モウ氏はXで「The bottom is in」と投稿しました。主張の中核は、2024年4月の半減期の37日前に価格が最高値を更新した点です。半減期を起点に数年単位で値動きを捉える見方は根強いものの、モウ氏はそのリズム自体が前倒しで進んでいるとみています。半減期「後」ではなく「前」の最高値更新は、市場の反応が従来より早まった証拠だという整理です。
この見方に立てば、価格の山だけでなく谷も早く訪れます。最高値から約半値まで下げた現在の水準は、テンポの速まったサイクルの底にあたる、というのがモウ氏の論理です。
ただし、これは共通認識ではありません。暗号資産(仮想通貨)アナリストのベンジャミン・コーウェン氏は5月26日のXで、4年サイクルはまだ終わっておらず、底値は2026年終盤に形成される可能性があるとの見方を示しました。両者の違いは価格水準よりも、時間の進み方をどうみるかにあります。
現物ETFの拡大が価格サイクルの前提を揺らす
この論争が相場観の違いにとどまらないのは、市場構造が変わりつつあるためです。2026年初頭のFidelity Digital Assetsのリサーチでは、ビットコイン現物ETFが流通総量の約6.4%を保有するとされました。長期保有を前提とする資金が流通分を吸収すれば、売買の回転や需給の偏りに変化が生じます。

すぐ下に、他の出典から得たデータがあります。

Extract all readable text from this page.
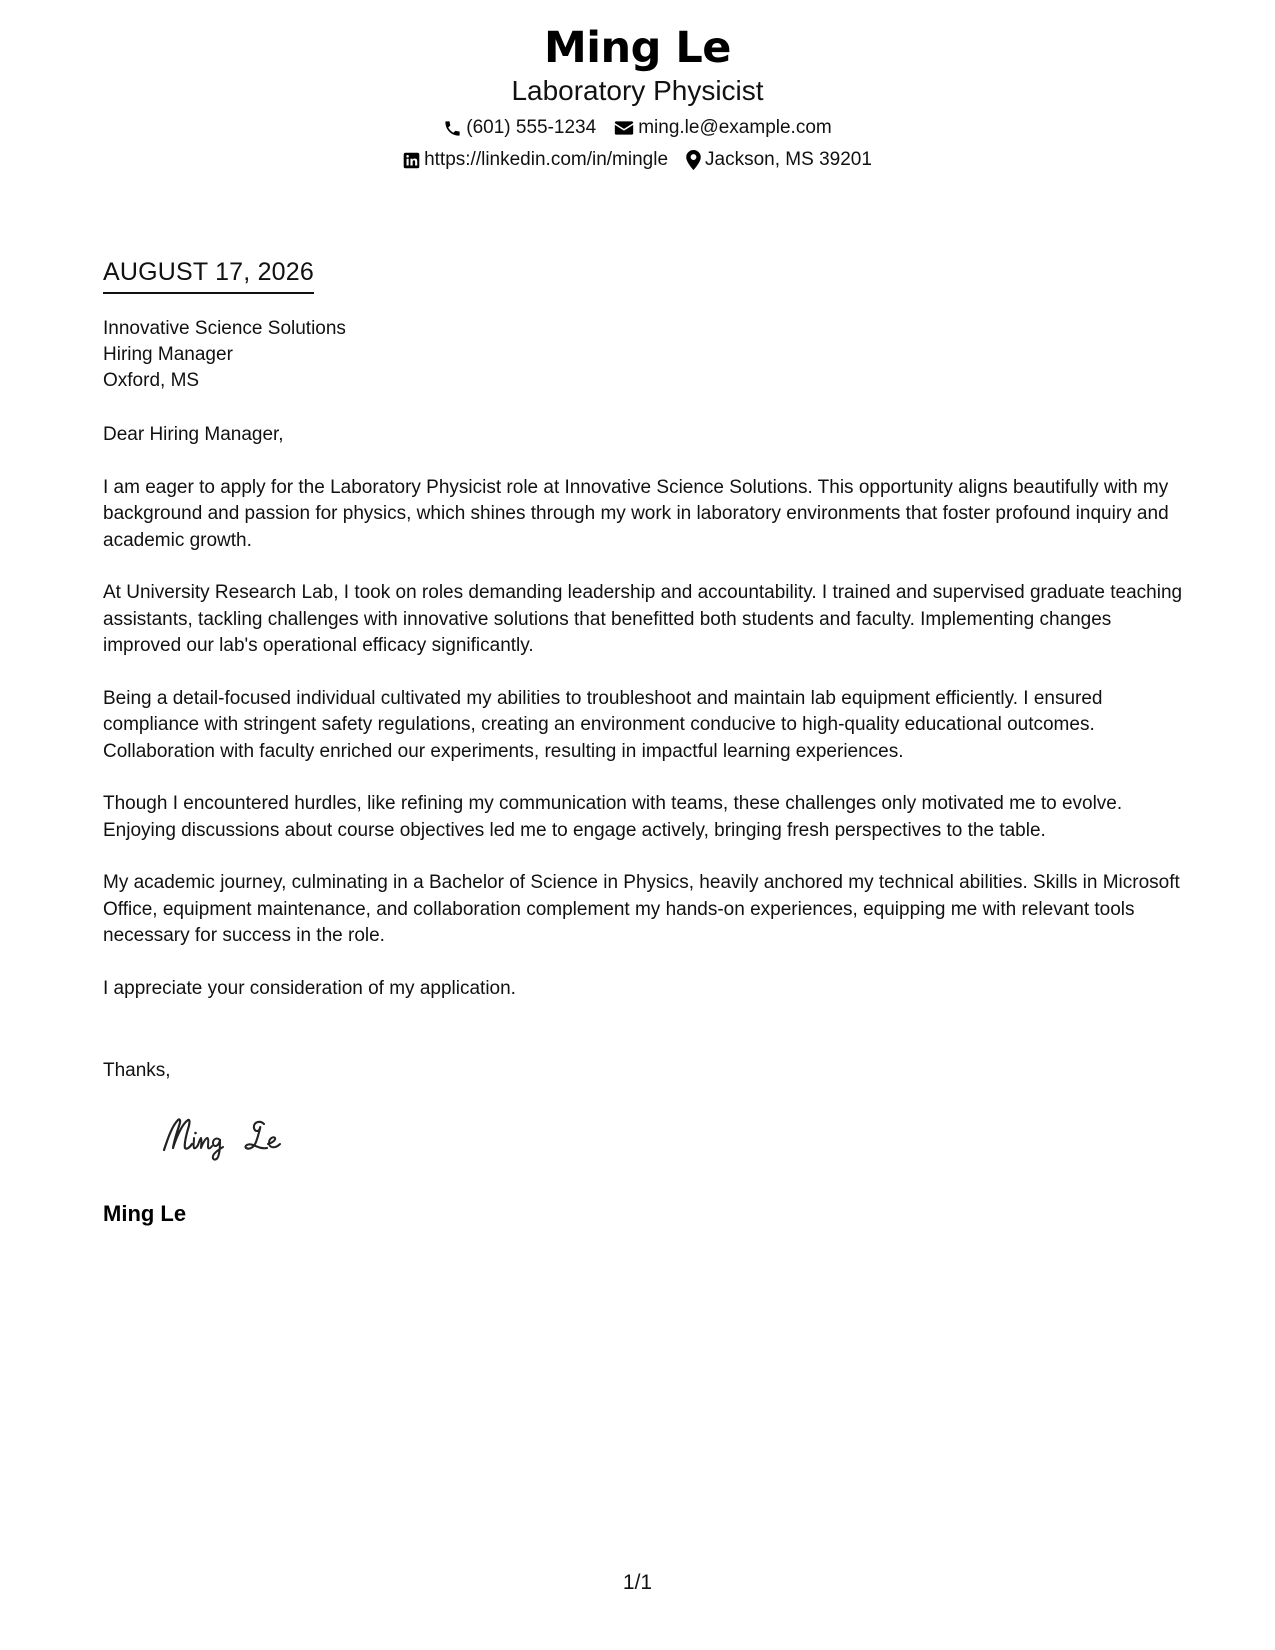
Ming Le
Laboratory Physicist
(601) 555-1234 ming.le@example.com
https://linkedin.com/in/mingle Jackson, MS 39201
AUGUST 17, 2026
Innovative Science Solutions
Hiring Manager
Oxford, MS

Dear Hiring Manager,

I am eager to apply for the Laboratory Physicist role at Innovative Science Solutions. This opportunity aligns beautifully with my background and passion for physics, which shines through my work in laboratory environments that foster profound inquiry and academic growth.

At University Research Lab, I took on roles demanding leadership and accountability. I trained and supervised graduate teaching assistants, tackling challenges with innovative solutions that benefitted both students and faculty. Implementing changes improved our lab's operational efficacy significantly.

Being a detail-focused individual cultivated my abilities to troubleshoot and maintain lab equipment efficiently. I ensured compliance with stringent safety regulations, creating an environment conducive to high-quality educational outcomes. Collaboration with faculty enriched our experiments, resulting in impactful learning experiences.

Though I encountered hurdles, like refining my communication with teams, these challenges only motivated me to evolve. Enjoying discussions about course objectives led me to engage actively, bringing fresh perspectives to the table.

My academic journey, culminating in a Bachelor of Science in Physics, heavily anchored my technical abilities. Skills in Microsoft Office, equipment maintenance, and collaboration complement my hands-on experiences, equipping me with relevant tools necessary for success in the role.

I appreciate your consideration of my application.

Thanks,
Ming Le
1/1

モウ氏のサイクル加速論は、この構造変化と相性がよい見方です。ETF経由の早い資金流入が半減期前の最高値更新につながったと考えれば、従来の時間軸がずれる説明になります。一方で、保有主体が変わっても半減期による新規供給の減少という仕組みは変わらず、コーウェン氏はこの供給サイクルの影響がなお大きいとみています。
足元の約6万ドルを、モウ氏は「底打ち後の反転準備」、コーウェン氏は「4年サイクルの途中にある下落」と捉えます。同じ価格を前に結論が割れる背景には、半減期に加えて現物ETFという新たな資金の流れが相場を動かし始めた構造変化があります。